Meta, the company behind Facebook and Instagram, launched a new AI app in June. Anyone can tap to “share” their chatbot conversation. But “people don’t necessarily realize what sharing means,” says Mireshghallah. In this case, a shared chat ends up in the “Discover” feed for the world to see. That feed already contains some very personal chats and audio recordings, including medical questions.
Even if your chatbot conversation doesn’t enter a public feed, it’s still not really private.
The company that built the bot and anyone they hire can see your data. “On free mode, that means all data is okay for [the company] to use,” says Mireshghallah. She cautions that photos usually contain something called metadata. This is extra information about the picture, such as the location where it was taken or who is in it. You can avoid sharing metadata with a simple process: Screenshot the photo, then share only the screenshot, says Mireshghallah.
Even when you pay for an AI tool, the company may sometimes keep your conversation. For example, you may have noticed thumbs-up or thumbs-down buttons next to responses in the chatbot Claude. If you click one of those, even on the paid version, then the company Anthropic “can keep that conversation for 10 years,” says Mireshghallah.
On ChatGPT, there’s a vanish mode that may make you feel safe. But “you’re not really much safer,” she says. The conversation vanishes from your chat history. But the company OpenAI might still keep a copy if it wants, she says.
It’s not just embarrassment you have to worry about. Scammers can use AI to more easily steal someone’s identity, explains Mireshghallah.
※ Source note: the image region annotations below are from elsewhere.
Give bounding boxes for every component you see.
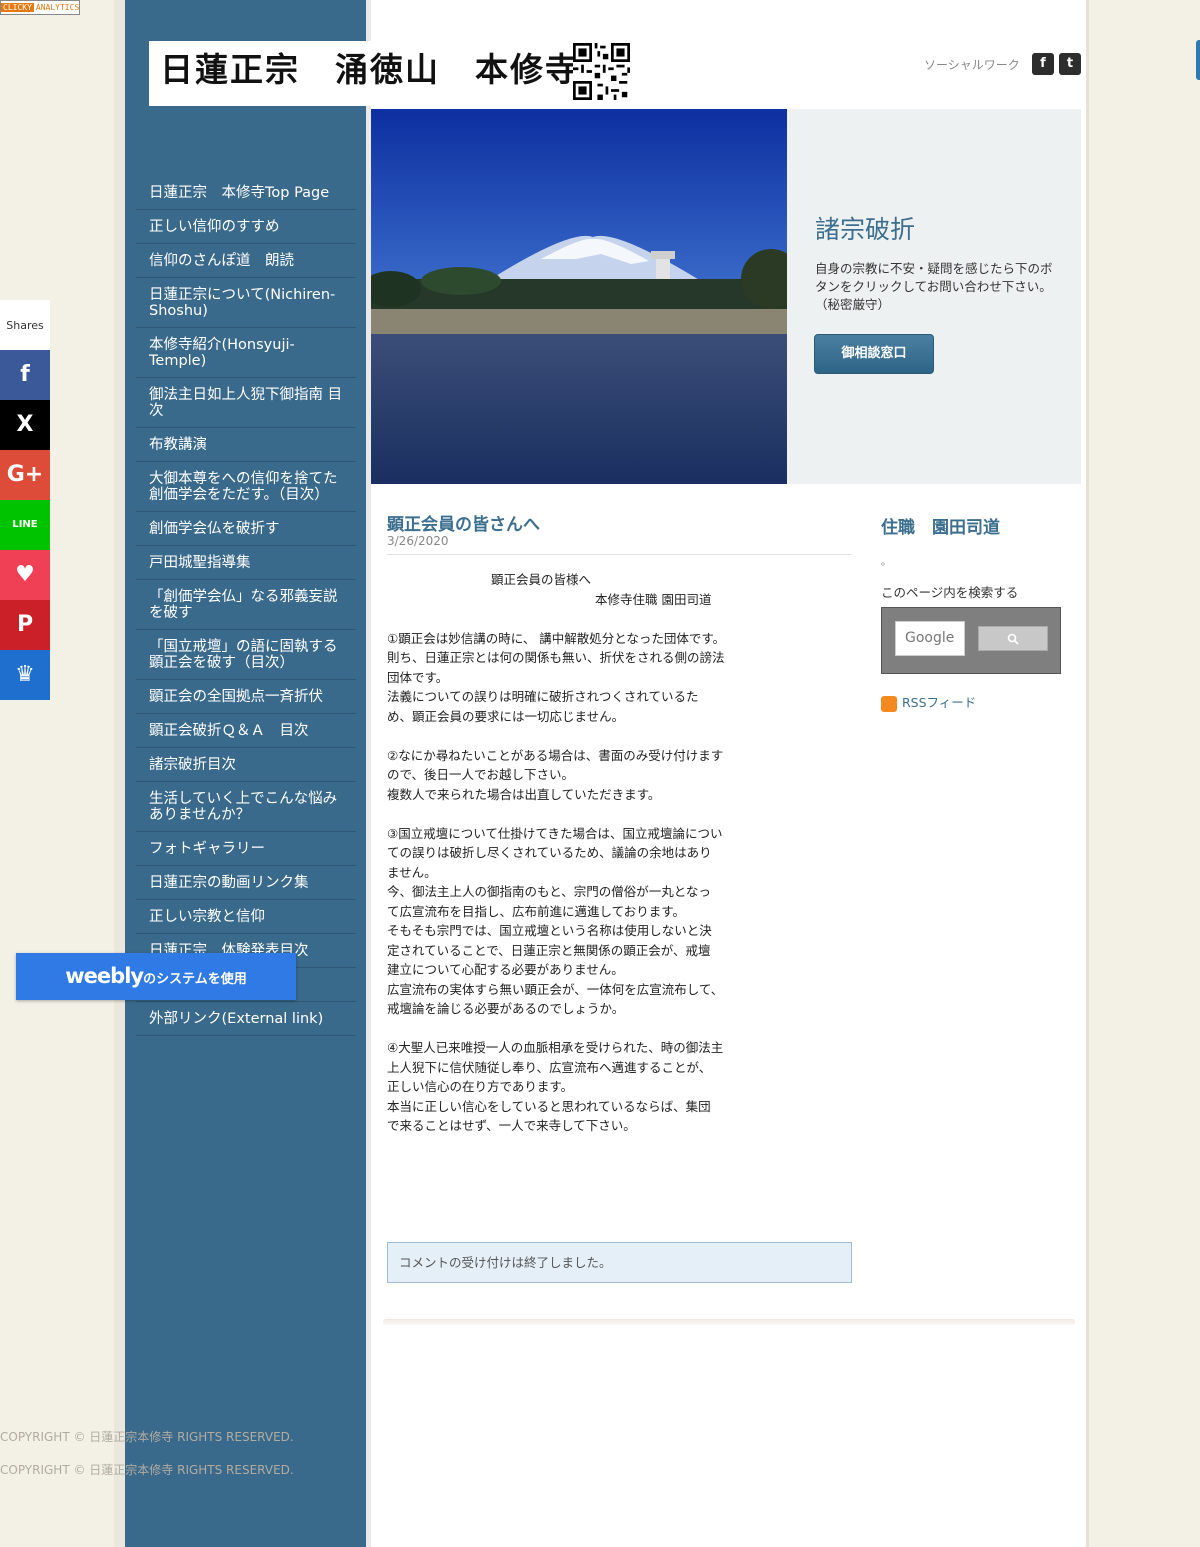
post-divider: [387, 554, 851, 555]
qr-code-icon: [573, 43, 630, 100]
nav-item[interactable]: 生活していく上でこんな悩みありませんか？: [136, 782, 356, 832]
facebook-share-icon[interactable]: f: [0, 350, 50, 400]
shares-label: Shares: [0, 300, 50, 350]
post-line: 定されていることで、日蓮正宗と無関係の顕正会が、戒壇: [387, 942, 711, 958]
nav-item[interactable]: 創価学会仏を破折す: [136, 512, 356, 546]
hero-image-mount-fuji: [371, 109, 787, 484]
post-line: ので、後日一人でお越し下さい。: [387, 767, 575, 782]
search-label: このページ内を検索する: [881, 585, 1019, 600]
nav-item[interactable]: 本修寺紹介(Honsyuji-Temple): [136, 328, 356, 378]
nav-item[interactable]: 日蓮正宗 本修寺Top Page: [136, 176, 356, 210]
facebook-icon[interactable]: f: [1032, 53, 1054, 75]
nav-item[interactable]: 戸田城聖指導集: [136, 546, 356, 580]
search-input[interactable]: Google: [895, 621, 965, 656]
twitter-icon[interactable]: t: [1059, 53, 1081, 75]
post-line: 団体です。: [387, 669, 449, 685]
post-line: 則ち、日蓮正宗とは何の関係も無い、折伏をされる側の謗法: [387, 650, 725, 665]
page-shadow: [114, 0, 125, 1547]
sidebar-dot: 。: [881, 557, 891, 568]
post-line: そもそも宗門では、国立戒壇という名称は使用しないと決: [387, 923, 712, 938]
content-footer-divider: [383, 1319, 1075, 1325]
post-line: 本当に正しい信心をしていると思われているならば、集団: [387, 1098, 711, 1114]
nav-item[interactable]: 御法主日如上人猊下御指南 目次: [136, 378, 356, 428]
post-date: 3/26/2020: [387, 534, 449, 548]
post-line: 建立について心配する必要がありません。: [387, 962, 624, 977]
main-nav: 日蓮正宗 本修寺Top Page 正しい信仰のすすめ 信仰のさんぽ道 朗読 日蓮正宗に…: [136, 176, 356, 1036]
nav-item[interactable]: 顕正会破折Ｑ＆Ａ 目次: [136, 714, 356, 748]
consultation-button[interactable]: 御相談窓口: [814, 334, 934, 374]
pocket-share-icon[interactable]: ♥: [0, 550, 50, 600]
post-line: め、顕正会員の要求には一切応じません。: [387, 708, 625, 724]
post-line: ④大聖人已来唯授一人の血脈相承を受けられた、時の御法主: [387, 1040, 724, 1055]
copyright-text: COPYRIGHT © 日蓮正宗本修寺 RIGHTS RESERVED.: [0, 1430, 294, 1444]
post-line: 広宣流布の実体すら無い顕正会が、一体何を広宣流布して、: [387, 981, 724, 997]
post-paragraph: ④大聖人已来唯授一人の血脈相承を受けられた、時の御法主 上人猊下に信伏随従し奉り、…: [387, 1038, 747, 1136]
line-share-icon[interactable]: LINE: [0, 500, 50, 550]
nav-item[interactable]: 大御本尊をへの信仰を捨てた創価学会をただす。（目次）: [136, 462, 356, 512]
rss-label: RSSフィード: [902, 695, 977, 710]
post-line: ②なにか尋ねたいことがある場合は、書面のみ受け付けます: [387, 747, 724, 763]
post-line: ③国立戒壇について仕掛けてきた場合は、国立戒壇論につい: [387, 825, 723, 841]
nav-item[interactable]: 「国立戒壇」の語に固執する顕正会を破す（目次）: [136, 630, 356, 680]
nav-item[interactable]: 正しい宗教と信仰: [136, 900, 356, 934]
clicky-analytics-badge[interactable]: CLICKY ANALYTICS: [0, 0, 80, 15]
rss-link[interactable]: RSSフィード: [881, 692, 976, 712]
analytics-label: ANALYTICS: [35, 3, 80, 12]
post-line: 上人猊下に信伏随従し奉り、広宣流布へ邁進することが、: [387, 1059, 712, 1075]
comments-closed-notice: コメントの受け付けは終了しました。: [387, 1242, 852, 1283]
post-line: ①顕正会は妙信講の時に、 講中解散処分となった団体です。: [387, 630, 726, 646]
post-line: ての誤りは破折し尽くされているため、議論の余地はあり: [387, 845, 712, 860]
post-paragraph: ①顕正会は妙信講の時に、 講中解散処分となった団体です。 則ち、日蓮正宗とは何の関…: [387, 629, 747, 727]
nav-item[interactable]: フォトギャラリー: [136, 832, 356, 866]
nav-item[interactable]: 顕正会の全国拠点一斉折伏: [136, 680, 356, 714]
post-paragraph: ③国立戒壇について仕掛けてきた場合は、国立戒壇論につい ての誤りは破折し尽くされて…: [387, 824, 747, 1019]
post-line: 戒壇論を論じる必要があるのでしょうか。: [387, 1001, 625, 1016]
nav-item[interactable]: 正しい信仰のすすめ: [136, 210, 356, 244]
social-label: ソーシャルワーク: [924, 58, 1020, 72]
hero-title: 諸宗破折: [815, 215, 916, 244]
nav-item[interactable]: 諸宗破折目次: [136, 748, 356, 782]
post-line: 複数人で来られた場合は出直していただきます。: [387, 786, 661, 802]
post-line: で来ることはせず、一人で来寺して下さい。: [387, 1118, 636, 1133]
google-search-widget: Google: [881, 607, 1061, 674]
rss-icon: [881, 695, 897, 712]
post-title[interactable]: 顕正会員の皆さんへ: [387, 510, 540, 535]
nav-item[interactable]: 外部リンク(External link): [136, 1002, 356, 1036]
hero-description: 自身の宗教に不安・疑問を感じたら下のボタンをクリックしてお問い合わせ下さい。（秘…: [815, 261, 1053, 312]
site-title[interactable]: 日蓮正宗 涌徳山 本修寺: [160, 46, 580, 96]
search-button[interactable]: [978, 626, 1048, 651]
nav-item[interactable]: 「創価学会仏」なる邪義妄説を破す: [136, 580, 356, 630]
post-paragraph: ②なにか尋ねたいことがある場合は、書面のみ受け付けます ので、後日一人でお越し下さ…: [387, 746, 747, 805]
x-share-icon[interactable]: X: [0, 400, 50, 450]
weebly-text: のシステムを使用: [143, 972, 247, 987]
post-greeting: 顕正会員の皆様へ: [491, 572, 592, 587]
nav-item[interactable]: 日蓮正宗について(Nichiren-Shoshu): [136, 278, 356, 328]
copyright-text-duplicate: COPYRIGHT © 日蓮正宗本修寺 RIGHTS RESERVED.: [0, 1463, 294, 1477]
sumo-share-icon[interactable]: ♛: [0, 650, 50, 700]
sidebar-title: 住職 園田司道: [881, 518, 1000, 538]
post-line: 法義についての誤りは明確に破折されつくされているた: [387, 689, 699, 704]
post-line: て広宣流布を目指し、広布前進に邁進しております。: [387, 903, 686, 919]
search-icon: [1007, 633, 1019, 645]
nav-item[interactable]: 日蓮正宗の動画リンク集: [136, 866, 356, 900]
clicky-label: CLICKY: [1, 3, 34, 12]
weebly-logo: weebly: [65, 964, 144, 988]
nav-item[interactable]: 布教講演: [136, 428, 356, 462]
post-line: 今、御法主上人の御指南のもと、宗門の僧俗が一丸となっ: [387, 884, 711, 899]
page-shadow-right: [1086, 0, 1089, 1547]
post-line: 正しい信心の在り方であります。: [387, 1079, 574, 1094]
edge-tab[interactable]: [1196, 40, 1200, 80]
post-line: ません。: [387, 864, 437, 880]
post-signature: 本修寺住職 園田司道: [595, 591, 712, 607]
weebly-badge[interactable]: weeblyのシステムを使用: [16, 953, 296, 1000]
share-bar: Shares f X G+ LINE ♥ P ♛: [0, 300, 50, 700]
pinterest-share-icon[interactable]: P: [0, 600, 50, 650]
google-plus-share-icon[interactable]: G+: [0, 450, 50, 500]
post-body: 顕正会員の皆様へ 本修寺住職 園田司道 ①顕正会は妙信講の時に、 講中解散処分と…: [387, 570, 747, 1155]
nav-item[interactable]: 信仰のさんぽ道 朗読: [136, 244, 356, 278]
Also, free chatbots will likely soon begin to deliver highly personalized ads. So the answers you’re getting may not be what you really need. They may just be a bot trying to sell you something.
The takeaways: Be careful, have fun and learn something new
In a workshop that Charmaraman ran this past summer, middle schoolers got to co-design their own chatbots. A system prompt is a set of behind-the-scenes instructions that tell a chatbot how to behave. These students used a free tool to write and test their own system prompts. They each got to realize, “’I’m a tech designer and I can do this too,’” says Charmaraman.
They also learned through hands-on experience that AI “has pros and cons, just like any other technology,” she adds.
“If teens have the power to learn how to create AI technology, we can also create chatbots that help others increase their self-esteem and confidence in their appearance,” one student explained in her final presentation.
There are real, serious risks involved with using chatbots. But Charmaraman says most teens she meets use it for fun. “They’re wanting to make people laugh. It’s also a way to get closer to other people. … They’re gaming and they are teaming up.”
Vempala at Georgia Tech agrees. “Treat [a chatbot] as a toy for fun,” he says. But “don’t miss out on thinking for yourself.”